The cancel culture conversation is the same debate around free speech’s limits that we’ve been having over offensive speech for decades, playing out in newsrooms and faculty lounges rather than legislatures.
What’s happening now seems novel because we are currently seeing a wave of social justice activism that seeks to redefine how we understand appropriate debate over these topics, sometimes even pushing to consign to the margins views that may have seemed tolerable in the past. These advocates can and have overreached, and should be criticized when they do. But on the whole, their work is aimed not at restricting freedom but at expanding it — making historically marginalized voices feel comfortable enough in the public square to be their authentic selves, to exist honestly and speak their own truths.
This is not a debate over the value of liberalism and free speech. Liberalism requires placing some boundaries on acceptable speech to function; there is a reason out-and-out racists like Richard Spencer weren’t asked to be signatories on the Harper’s letter.
Instead, this is a debate within liberalism over who gets to define the boundaries of speech — and where these boundaries ought to be set if American society is to follow through on its liberal promise.
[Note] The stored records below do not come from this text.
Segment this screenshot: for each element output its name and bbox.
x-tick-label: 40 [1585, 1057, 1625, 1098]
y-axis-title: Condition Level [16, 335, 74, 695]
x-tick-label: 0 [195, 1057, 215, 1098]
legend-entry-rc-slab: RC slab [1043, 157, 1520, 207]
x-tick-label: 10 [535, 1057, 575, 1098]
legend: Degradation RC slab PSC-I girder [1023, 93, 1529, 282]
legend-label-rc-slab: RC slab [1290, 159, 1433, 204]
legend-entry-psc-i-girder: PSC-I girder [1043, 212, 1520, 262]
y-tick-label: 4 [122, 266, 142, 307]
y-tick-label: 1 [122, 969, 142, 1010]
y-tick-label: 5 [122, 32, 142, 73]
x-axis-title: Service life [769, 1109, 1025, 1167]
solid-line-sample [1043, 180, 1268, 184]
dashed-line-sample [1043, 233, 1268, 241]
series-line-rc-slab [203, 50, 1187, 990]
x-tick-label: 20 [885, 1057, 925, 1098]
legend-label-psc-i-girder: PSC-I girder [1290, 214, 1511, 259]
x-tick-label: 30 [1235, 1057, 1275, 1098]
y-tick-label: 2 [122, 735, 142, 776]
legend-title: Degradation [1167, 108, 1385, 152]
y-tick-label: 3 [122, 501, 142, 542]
8) Harry Enten on the race 100 days out:
I know– but keep fighting like Biden is 10 points behind. And, Biden has to win big. There can really be little doubt at this point that Trump will do everything in his power to try and steal a close election and end American democracy as we know it.
9) Relatedly, your depressing read, “8 Big Reasons Election Day 2020 Could Be a Disaster”
10) Cool NYT video feature on how federal troops escalated violence in Portland.